I’m having a lot of difficulty getting VAO to cooperate on this. It seems that I have only two choices, using glVertexAttribPointerARB() which requires 4 components per vertex (I only need 1 or two!) or using glArrayObjectATI() which also limits my flexibility with components per vertex AND only seems to expose three possible arrays (GL_VERTEX_ARRAY, GL_TEXTURE_COORD_ARRAY, and GL_NORMAL_ARRAY).

Is there a nice general solution for binding VAO’s to vertex attributes? Something that works like glVertexAttribPointerARB() where I can just give it the number of the attribute and the number of components?

Thanks again,
Zeno

You are looking for vertex attrib array object. It is in oure extensions pdf. Here is the link:

http://www.ati.com/developer/atiopengl.pdf

From your description of your data, I can understand exactly why the driver did poorly. If you weren’t locking it, the driver needs to send everything as if in immediate mode, or it needs to figure out the correct sub-range of data to copy to the HW. I guess that we were deciding a data range to copy, and you were only using a relatively small portion of it. This is what can make vanilla DrawElements a pretty bad performer.

-Evan

Actually, if your strips go “the wrong way” (crosswise) in your bigger data block, then you’ll get poor performance no matter what, unless you can upload ALL your data into a single AGP chunk.

I’d suggest making sure that all vertices that you draw together (as one strip submission), live together in memory (using more or less sequential vertex indices).
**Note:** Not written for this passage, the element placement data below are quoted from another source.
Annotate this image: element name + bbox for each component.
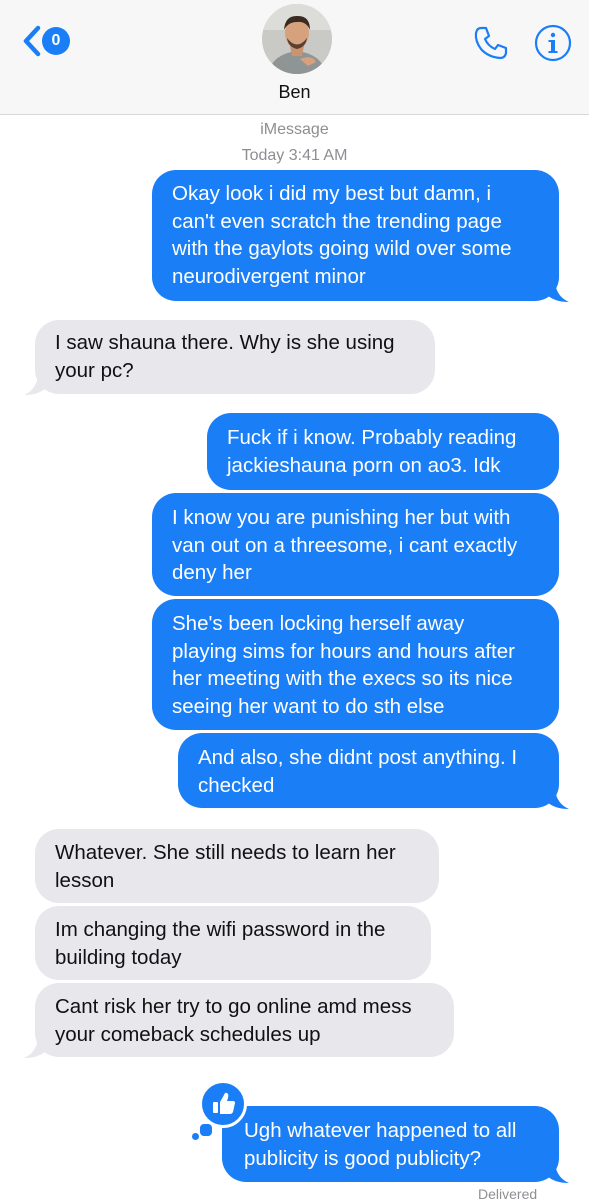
tapback-tail-dot (192, 1133, 199, 1140)
conversation-header: 0 Ben (0, 0, 589, 115)
bubble-tail (545, 283, 569, 302)
tapback-tail-dot (198, 1122, 214, 1138)
info-icon (534, 24, 572, 62)
service-label: iMessage (260, 121, 329, 138)
bubble-tail (545, 790, 569, 809)
sent-message-bubble[interactable]: I know you are punishing her but with va… (152, 493, 559, 596)
received-message-bubble[interactable]: Cant risk her try to go online amd mess … (35, 983, 454, 1057)
back-button[interactable]: 0 (22, 24, 74, 58)
bubble-tail (545, 1164, 569, 1183)
call-button[interactable] (472, 24, 510, 62)
received-message-bubble[interactable]: Im changing the wifi password in the bui… (35, 906, 431, 980)
bubble-tail (24, 376, 48, 395)
bubble-tail (24, 1039, 48, 1058)
contact-avatar[interactable] (262, 4, 332, 74)
thumbs-up-icon (213, 1092, 235, 1114)
sent-message-bubble[interactable]: Okay look i did my best but damn, i can'… (152, 170, 559, 301)
contact-name[interactable]: Ben (0, 82, 589, 103)
sent-message-bubble[interactable]: Ugh whatever happened to all publicity i… (222, 1106, 559, 1182)
sent-message-bubble[interactable]: And also, she didnt post anything. I che… (178, 733, 559, 808)
received-message-bubble[interactable]: Whatever. She still needs to learn her l… (35, 829, 439, 903)
phone-icon (474, 26, 508, 60)
tapback-reaction[interactable] (199, 1080, 247, 1128)
received-message-bubble[interactable]: I saw shauna there. Why is she using you… (35, 320, 435, 394)
sent-message-bubble[interactable]: Fuck if i know. Probably reading jackies… (207, 413, 559, 490)
unread-count-badge: 0 (42, 27, 70, 55)
message-timestamp: Today 3:41 AM (241, 147, 348, 164)
sent-message-bubble[interactable]: She's been locking herself away playing … (152, 599, 559, 730)
chevron-left-icon (23, 25, 41, 57)
info-button[interactable] (534, 24, 572, 62)
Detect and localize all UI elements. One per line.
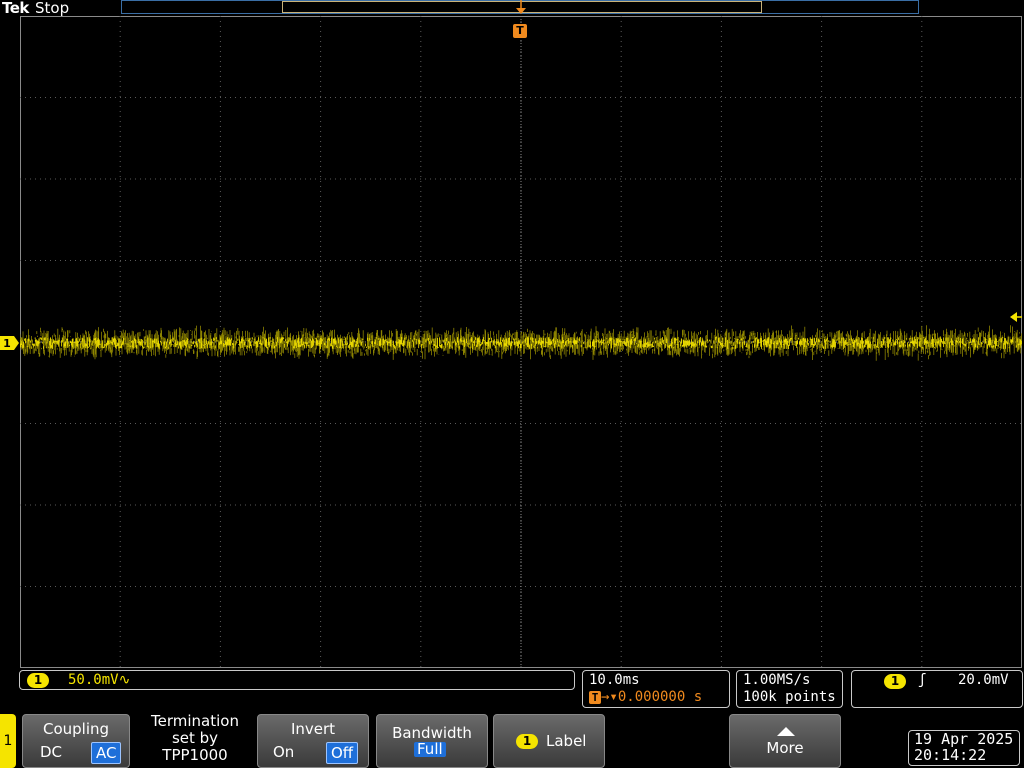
termination-line2: set by <box>171 729 219 747</box>
termination-info: Termination set by TPP1000 <box>136 713 254 764</box>
label-channel-badge: 1 <box>516 734 538 749</box>
trigger-level: 20.0mV <box>958 672 1009 688</box>
more-title: More <box>766 739 804 757</box>
arrow-icon: →▾ <box>601 689 618 705</box>
invert-on-option[interactable]: On <box>269 742 298 762</box>
trigger-level-icon[interactable] <box>1008 311 1022 323</box>
brand-logo: Tek <box>2 0 29 17</box>
label-button[interactable]: 1 Label <box>493 714 605 768</box>
trigger-readout[interactable]: 1 ʃ 20.0mV <box>851 670 1023 708</box>
svg-text:1: 1 <box>3 337 11 350</box>
date-time-display: 19 Apr 2025 20:14:22 <box>908 730 1020 766</box>
coupling-dc-option[interactable]: DC <box>36 742 66 762</box>
trigger-point-marker: T <box>513 24 527 38</box>
trigger-delay-icon: T <box>589 691 601 704</box>
trigger-delay-value: 0.000000 s <box>617 689 703 705</box>
channel-readout[interactable]: 1 50.0mV∿ <box>19 670 575 690</box>
bandwidth-value: Full <box>414 742 446 757</box>
channel-1-menu-tab[interactable]: 1 <box>0 714 16 768</box>
sample-rate: 1.00MS/s <box>743 672 811 688</box>
termination-line1: Termination <box>151 712 239 730</box>
timebase-readout[interactable]: 10.0ms T →▾0.000000 s <box>582 670 730 708</box>
trigger-source-badge: 1 <box>884 674 906 689</box>
channel-badge: 1 <box>27 673 49 688</box>
trigger-delay: T →▾0.000000 s <box>589 689 702 705</box>
more-button[interactable]: More <box>729 714 841 768</box>
rising-edge-icon: ʃ <box>918 672 927 688</box>
bandwidth-button[interactable]: Bandwidth Full <box>376 714 488 768</box>
coupling-ac-option[interactable]: AC <box>91 742 122 764</box>
termination-line3: TPP1000 <box>162 746 228 764</box>
date: 19 Apr 2025 <box>914 730 1014 748</box>
coupling-button[interactable]: Coupling DC AC <box>22 714 130 768</box>
channel-1-ground-marker[interactable]: 1 <box>0 335 20 351</box>
invert-button[interactable]: Invert On Off <box>257 714 369 768</box>
acquisition-state: Stop <box>35 0 70 17</box>
horizontal-scale: 10.0ms <box>589 672 640 688</box>
record-length: 100k points <box>743 689 836 705</box>
chevron-up-icon <box>777 727 795 736</box>
invert-off-option[interactable]: Off <box>326 742 359 764</box>
acquisition-readout[interactable]: 1.00MS/s 100k points <box>736 670 843 708</box>
vertical-scale: 50.0mV∿ <box>68 672 131 688</box>
waveform-graticule[interactable] <box>20 16 1022 668</box>
invert-title: Invert <box>290 720 336 738</box>
coupling-title: Coupling <box>42 720 110 738</box>
time: 20:14:22 <box>914 746 987 764</box>
label-title: Label <box>546 732 587 750</box>
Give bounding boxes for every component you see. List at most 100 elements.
Thanks again Evan, that’s exactly what I was looking for. I love this fragment program stuff

Jwatte -

I just want to clarify what you mean. For instance, if I had an array of vertices like this where the number represents it’s place in a 1-d array:

1 2 3 4
5 6 7 8
9 10 11 12
13 14 15 16

Then are you saying that it would be fastest to draw the triangle strip as:

a) 1,5,2,6,3,4,8 or
b) 1,2,5,6,9,10,13,14 ?

Either way, it’s sortof in order. In mine, though, I am doing something that may be particularly bad…like this:

1,5,2,6,3,4,8,12,8,11,7,10,6,9,5

That is, I turn the corner at the end and go back the other way. I guess it might just be better to make multiple calls to glDrawElements?

– Zeno

1,5,2,6,3,4,8,12,8,11,7,10,6,9,5

I don’t think that actually works. You don’t get the 3, 7, 8 triangle.

In any case, don’t make multiple glDrawElements calls. Either strip normally and use degenerate strips to connect them, or use glMultiDrawElementsEXT.
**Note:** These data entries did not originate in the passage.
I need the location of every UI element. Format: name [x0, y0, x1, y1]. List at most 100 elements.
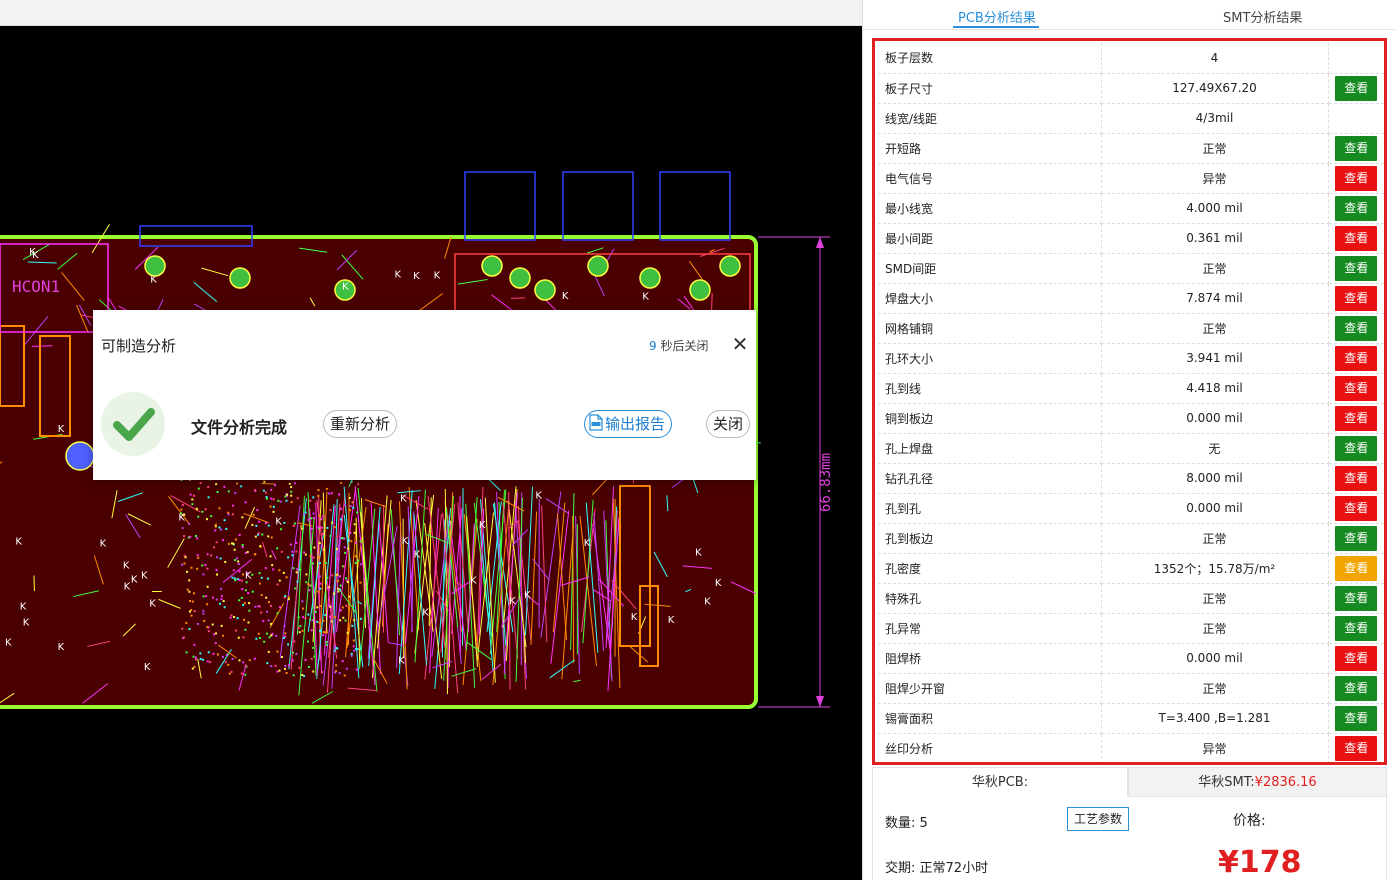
view-button[interactable]: 查看 — [1335, 75, 1378, 101]
svg-text:K: K — [509, 596, 516, 607]
view-button[interactable]: 查看 — [1335, 495, 1378, 521]
result-row: 孔到板边 正常 查看 — [878, 523, 1384, 554]
price-label: 价格: — [1233, 813, 1266, 829]
result-action-cell: 查看 — [1328, 403, 1384, 434]
svg-text:K: K — [20, 601, 27, 612]
view-button[interactable]: 查看 — [1335, 525, 1378, 551]
result-action-cell: 查看 — [1328, 253, 1384, 284]
view-button[interactable]: 查看 — [1335, 645, 1378, 671]
summary-tab-smt[interactable]: 华秋SMT:¥2836.16 — [1128, 767, 1387, 797]
svg-text:K: K — [342, 281, 349, 292]
result-row: 特殊孔 正常 查看 — [878, 583, 1384, 614]
price-value: ¥178 — [1218, 845, 1302, 880]
view-button[interactable]: 查看 — [1335, 255, 1378, 281]
view-button[interactable]: 查看 — [1335, 705, 1378, 731]
view-button[interactable]: 查看 — [1335, 285, 1378, 311]
result-value: 正常 — [1101, 133, 1329, 164]
svg-text:K: K — [668, 615, 675, 626]
result-label: 网格铺铜 — [878, 313, 1102, 344]
result-label: 线宽/线距 — [878, 103, 1102, 134]
success-check-icon — [101, 392, 165, 456]
view-button[interactable]: 查看 — [1335, 555, 1378, 581]
close-button[interactable]: 关闭 — [706, 410, 751, 438]
svg-text:K: K — [642, 292, 649, 303]
result-value: 4 — [1101, 43, 1329, 74]
result-value: 0.361 mil — [1101, 223, 1329, 254]
view-button[interactable]: 查看 — [1335, 405, 1378, 431]
view-button[interactable]: 查看 — [1335, 225, 1378, 251]
result-value: 正常 — [1101, 583, 1329, 614]
delivery-value: 正常72小时 — [919, 861, 989, 876]
result-action-cell: 查看 — [1328, 223, 1384, 254]
svg-text:K: K — [470, 575, 477, 586]
result-action-cell: 查看 — [1328, 283, 1384, 314]
svg-text:K: K — [123, 560, 130, 571]
dimension-label: 66.83mm — [818, 453, 834, 512]
result-row: 网格铺铜 正常 查看 — [878, 313, 1384, 344]
result-action-cell: 查看 — [1328, 133, 1384, 164]
export-report-button[interactable]: 输出报告 — [584, 410, 673, 438]
result-label: 最小间距 — [878, 223, 1102, 254]
view-button[interactable]: 查看 — [1335, 465, 1378, 491]
svg-text:K: K — [124, 582, 131, 593]
result-row: 孔到孔 0.000 mil 查看 — [878, 493, 1384, 524]
result-row: 电气信号 异常 查看 — [878, 163, 1384, 194]
result-row: 孔密度 1352个；15.78万/m² 查看 — [878, 553, 1384, 584]
view-button[interactable]: 查看 — [1335, 195, 1378, 221]
svg-text:K: K — [413, 271, 420, 282]
svg-text:K: K — [23, 618, 30, 629]
view-button[interactable]: 查看 — [1335, 135, 1378, 161]
quantity-value: 5 — [919, 816, 928, 831]
svg-text:K: K — [524, 590, 531, 601]
result-action-cell: 查看 — [1328, 613, 1384, 644]
tab-smt-results[interactable]: SMT分析结果 — [1223, 7, 1302, 26]
reanalyze-label: 重新分析 — [330, 415, 391, 433]
connector-label: HCON1 — [12, 277, 60, 296]
result-row: 阻焊少开窗 正常 查看 — [878, 673, 1384, 704]
pdf-icon — [589, 414, 603, 431]
result-label: 最小线宽 — [878, 193, 1102, 224]
result-value: 4.000 mil — [1101, 193, 1329, 224]
result-action-cell: 查看 — [1328, 643, 1384, 674]
result-value: 异常 — [1101, 733, 1329, 762]
pcb-viewer[interactable]: KKKKKKKKKKKKKKKKKKKKKKKKKKKKKKKKKKKKKKKK… — [0, 26, 862, 880]
result-value: 0.000 mil — [1101, 643, 1329, 674]
result-value: 0.000 mil — [1101, 403, 1329, 434]
result-value: 正常 — [1101, 253, 1329, 284]
order-summary: 数量: 5 工艺参数 价格: 交期: 正常72小时 ¥178 — [872, 797, 1387, 880]
result-label: SMD间距 — [878, 253, 1102, 284]
result-action-cell: 查看 — [1328, 313, 1384, 344]
svg-text:K: K — [58, 642, 65, 653]
analysis-panel: PCB分析结果 SMT分析结果 板子层数 4 板子尺寸 127.49X67.20 查看线… — [862, 0, 1395, 880]
view-button[interactable]: 查看 — [1335, 375, 1378, 401]
result-value: 8.000 mil — [1101, 463, 1329, 494]
view-button[interactable]: 查看 — [1335, 615, 1378, 641]
result-label: 孔到板边 — [878, 523, 1102, 554]
result-label: 电气信号 — [878, 163, 1102, 194]
result-value: 127.49X67.20 — [1101, 73, 1329, 104]
view-button[interactable]: 查看 — [1335, 165, 1378, 191]
svg-text:K: K — [131, 575, 138, 586]
reanalyze-button[interactable]: 重新分析 — [323, 410, 398, 438]
view-button[interactable]: 查看 — [1335, 345, 1378, 371]
svg-text:K: K — [100, 539, 107, 550]
result-row: 铜到板边 0.000 mil 查看 — [878, 403, 1384, 434]
dialog-close-icon[interactable]: ✕ — [730, 334, 750, 354]
result-row: 钻孔孔径 8.000 mil 查看 — [878, 463, 1384, 494]
tab-pcb-results[interactable]: PCB分析结果 — [958, 7, 1036, 26]
result-row: 板子层数 4 — [878, 43, 1384, 74]
view-button[interactable]: 查看 — [1335, 315, 1378, 341]
view-button[interactable]: 查看 — [1335, 675, 1378, 701]
summary-tab-pcb[interactable]: 华秋PCB: — [872, 767, 1128, 797]
view-button[interactable]: 查看 — [1335, 435, 1378, 461]
svg-text:K: K — [58, 424, 65, 435]
result-label: 阻焊少开窗 — [878, 673, 1102, 704]
results-list[interactable]: 板子层数 4 板子尺寸 127.49X67.20 查看 线宽/线距 4/3mil 开短路 正常查… — [872, 38, 1387, 765]
view-button[interactable]: 查看 — [1335, 735, 1378, 761]
svg-text:K: K — [434, 271, 441, 282]
process-params-button[interactable]: 工艺参数 — [1067, 807, 1130, 831]
close-label: 关闭 — [713, 415, 744, 433]
svg-text:K: K — [422, 607, 429, 618]
result-row: 最小线宽 4.000 mil 查看 — [878, 193, 1384, 224]
view-button[interactable]: 查看 — [1335, 585, 1378, 611]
Originally posted by Korval:
I don’t think that actually works. You don’t get the 3, 7, 8 triangle.

Just a typo. It should be 1,5,2,6,3,7,4…

Regardless of the reason I am amazed there is such a big performance difference.

EXT_multi_draw_arrays looks interesting, can’t believe I missed that, as does EXT_draw_range_elements. Has anyone done any benchmarking with this extension. Does it make much difference?

btw Zeno, your flight sim engine looks excellent!